Once while quietly tending to garden tasks and lost in my thoughts, I felt a presence. I slowly look over my shoulder and there they were--less than six feet away, probably wondering when I'd stop blocking their access to the raspberries.
Our hearts broke again the day we discovered one of the fawns fell to the same fate its mother had. I gently carried its body into the woods, placing water and berry leaves in its mouth and covering its body with roses. Deer have been a significant aspect of my life for as long as I can remember and the unnatural death of one, cuts deeply into my essence.
Several times throughout my life, deer has presented its graciousness and beauty to me in personal, memorable and often potent ways.
When I was seven years old, my uncle once found me on the edge of the woods near his riverside cabin in upstate New York. I was bent at the waist exchanging breath with a young fawn while its mother alertly stood nearby watching over us. Soft against my cheeks, the fawn's breath smelled like freshly cut grass mixed with spruce and cedar bark. Mine probably smelled of apple slices, American cheese and Cheerios.
As my uncle neared, the doe positioned her body in front of us and firmly nudged her fawn towards the trees.
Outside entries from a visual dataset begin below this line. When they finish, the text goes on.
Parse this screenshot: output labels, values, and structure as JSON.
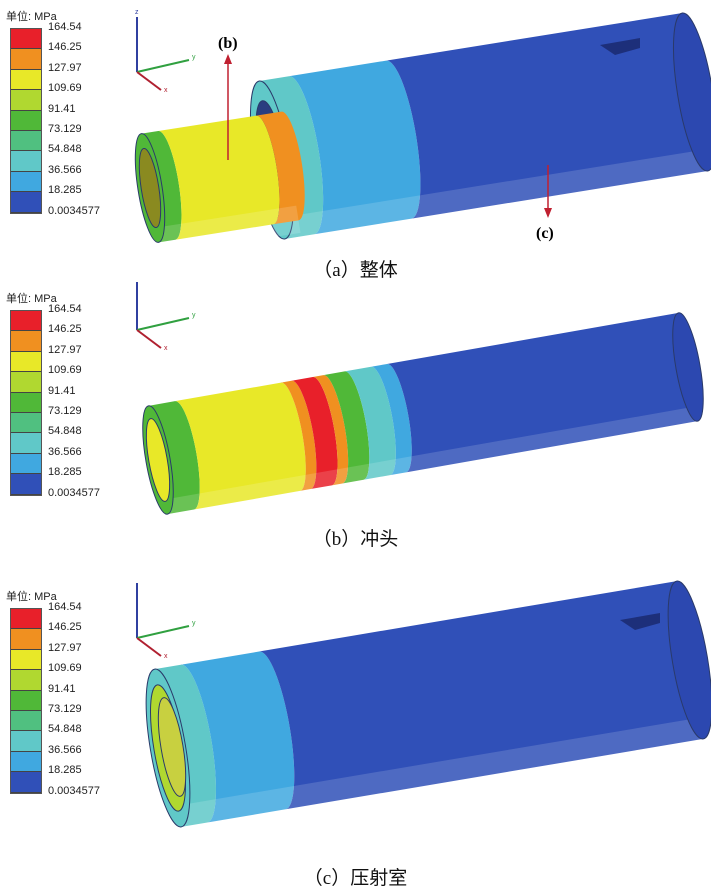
{
  "legend": {
    "unit": "单位: MPa",
    "labels": [
      "164.54",
      "146.25",
      "127.97",
      "109.69",
      "91.41",
      "73.129",
      "54.848",
      "36.566",
      "18.285",
      "0.0034577"
    ],
    "colors": [
      "#e8202a",
      "#f09020",
      "#e8e828",
      "#b0d830",
      "#50b838",
      "#50c080",
      "#60c8c8",
      "#40a8e0",
      "#3050b8"
    ]
  },
  "axes": {
    "z": "z",
    "y": "y",
    "x": "x"
  },
  "panels": [
    {
      "caption": "（a）整体",
      "arrow_b": "(b)",
      "arrow_c": "(c)"
    },
    {
      "caption": "（b）冲头"
    },
    {
      "caption": "（c）压射室"
    }
  ]
}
The young deer bound into the brush and the doe looked at me surely wondering why I had not hopped behind the salal as well.
I remember my uncle stopped, lowering his nearly seven-foot frame into a squat.
"So, you've adopted that one?", he softly said to the deer while nodding towards me.
The doe turned her head toward me, then back to him.
He smiled at me, his little niece perfectly happy to live with the deer, and shook his head. And the doe, deciding I would not make a very smart deer, turned and walked into the trees, her side gently brushing against my back as she departed.